The relationship between human rights and peacebuilding has been increasingly recognised by international organisations in recent years. The 2030 Agenda for Sustainable Development explicitly combines the promotion of peaceful, just and inclusive societies in Goal 16, and the United Nations Human Rights Council acknowledged the crucial relationship between human rights and peacebuilding specifically for the first time in 2017.
But despite this recognition, practitioners working in the two fields are sometimes oblivious to, and may occasionally be disdainful of, each others’ work. This is problematic because their work so often touches on one another, given that the link between human rights violations and conflict is strong. Human rights violations repeatedly occur during conflicts, and a continued denial of rights can be a trigger for conflict. But in these high pressured environments, practitioners are inclined to act quickly according to what they think is right, and not collaboratively.
Problems faced by people, communities and societies can usually not be reduced to only a ‘human rights’ problem or a ‘peacebuilding’ problem. Consider for example repeated xenophobic violence in South Africa. A human rights view on the violence may highlight things like the police’s failure to provide refugees and migrants with protection or the state’s failure to prosecute cases of violence and looting. A peacebuilding view might stress other aspects of the situation, including limited trust between South Africans and refugees, and or a historic reliance on violence to settle grievances.
People working on devising solutions to these issues usually operate with a specific analytical frame in mind and use approaches they are familiar with. In doing so, they may overlook important features of the situation at hand and don’t necessarily consider the wider implications of their efforts. By being blind to the work and analysis of the other group, their initiatives might hinder rather than support the work of other practitioners. That is why a wider view needs to be taken by both human rights practitioners and peacebuilders.
Conciliation Resources is already applying some of these lessons to their work. In the Democratic Republic of Congo mistrust between local populations and the Congolese armed forces is high, and this has undermined peace and security efforts. This mistrust is driven by ongoing human rights violations and a lack of guaranteed protection for the civilian population amidst persistent attacks by the Lord's Resistance Army. By forming civil-military committees, Conciliation Resources has created space for dialogue between communities and army commanders. This has increased state accountability, and is also having a positive impact on peacebuilding efforts. Before these committees were established, most community groups rarely shared security information with the military.
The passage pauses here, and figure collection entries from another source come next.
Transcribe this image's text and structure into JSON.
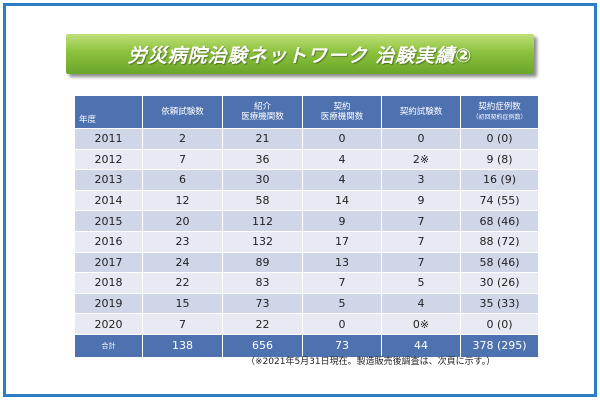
{
  "title": "労災病院治験ネットワーク 治験実績②",
  "headers": {
    "year": "年度",
    "requested": "依頼試験数",
    "referred_line1": "紹介",
    "referred_line2": "医療機関数",
    "contract_inst_line1": "契約",
    "contract_inst_line2": "医療機関数",
    "contract_trials": "契約試験数",
    "contract_cases_line1": "契約症例数",
    "contract_cases_line2": "（初回契約症例数）"
  },
  "rows": [
    {
      "year": "2011",
      "requested": "2",
      "referred": "21",
      "contract_inst": "0",
      "contract_trials": "0",
      "contract_cases": "0 (0)"
    },
    {
      "year": "2012",
      "requested": "7",
      "referred": "36",
      "contract_inst": "4",
      "contract_trials": "2※",
      "contract_cases": "9 (8)"
    },
    {
      "year": "2013",
      "requested": "6",
      "referred": "30",
      "contract_inst": "4",
      "contract_trials": "3",
      "contract_cases": "16 (9)"
    },
    {
      "year": "2014",
      "requested": "12",
      "referred": "58",
      "contract_inst": "14",
      "contract_trials": "9",
      "contract_cases": "74 (55)"
    },
    {
      "year": "2015",
      "requested": "20",
      "referred": "112",
      "contract_inst": "9",
      "contract_trials": "7",
      "contract_cases": "68 (46)"
    },
    {
      "year": "2016",
      "requested": "23",
      "referred": "132",
      "contract_inst": "17",
      "contract_trials": "7",
      "contract_cases": "88 (72)"
    },
    {
      "year": "2017",
      "requested": "24",
      "referred": "89",
      "contract_inst": "13",
      "contract_trials": "7",
      "contract_cases": "58 (46)"
    },
    {
      "year": "2018",
      "requested": "22",
      "referred": "83",
      "contract_inst": "7",
      "contract_trials": "5",
      "contract_cases": "30 (26)"
    },
    {
      "year": "2019",
      "requested": "15",
      "referred": "73",
      "contract_inst": "5",
      "contract_trials": "4",
      "contract_cases": "35 (33)"
    },
    {
      "year": "2020",
      "requested": "7",
      "referred": "22",
      "contract_inst": "0",
      "contract_trials": "0※",
      "contract_cases": "0 (0)"
    }
  ],
  "totals": {
    "label": "合計",
    "requested": "138",
    "referred": "656",
    "contract_inst": "73",
    "contract_trials": "44",
    "contract_cases": "378 (295)"
  },
  "note": "（※2021年5月31日現在。製造販売後調査は、次頁に示す。）",
  "colors": {
    "frame": "#2e7cc4",
    "title_green": "#8dc23e",
    "header_blue": "#4e71b0",
    "row_dark": "#cfd6e8",
    "row_light": "#e7eaf3"
  }
}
Nowadays there is a better connection between local early warning information provided by communities and rapid response by security forces.
In northeast Nigeria, Conciliation Resources is working with young people who are largely excluded from political, social and economic decision-making and as a result have become increasingly disengaged from society. This disillusionment has made them ideal targets for mobilisation by Boko Haram and other armed non-state actors. Conciliation Resources are currently supporting 12 Youth Peace Platforms. With over 1,000 members, these physical and digital networks mean young people have a safe space to talk, to listen and to learn with other young people who have had similar experiences. These spaces enable youth to raise their voice in engagement with elders and public officials and also develop their skills to handle conflict within their communities. This is relevant for redress and access to justice.
It is crucial that peacebuilders and human rights practitioners continue to examine how they can better work together, including sharing analysis of the challenging situations in which they interact. It is no longer sufficient to work in silos, as responses planned using tunnel vision are unlikely to fully resolve complex situations of human rights violations and violent conflict.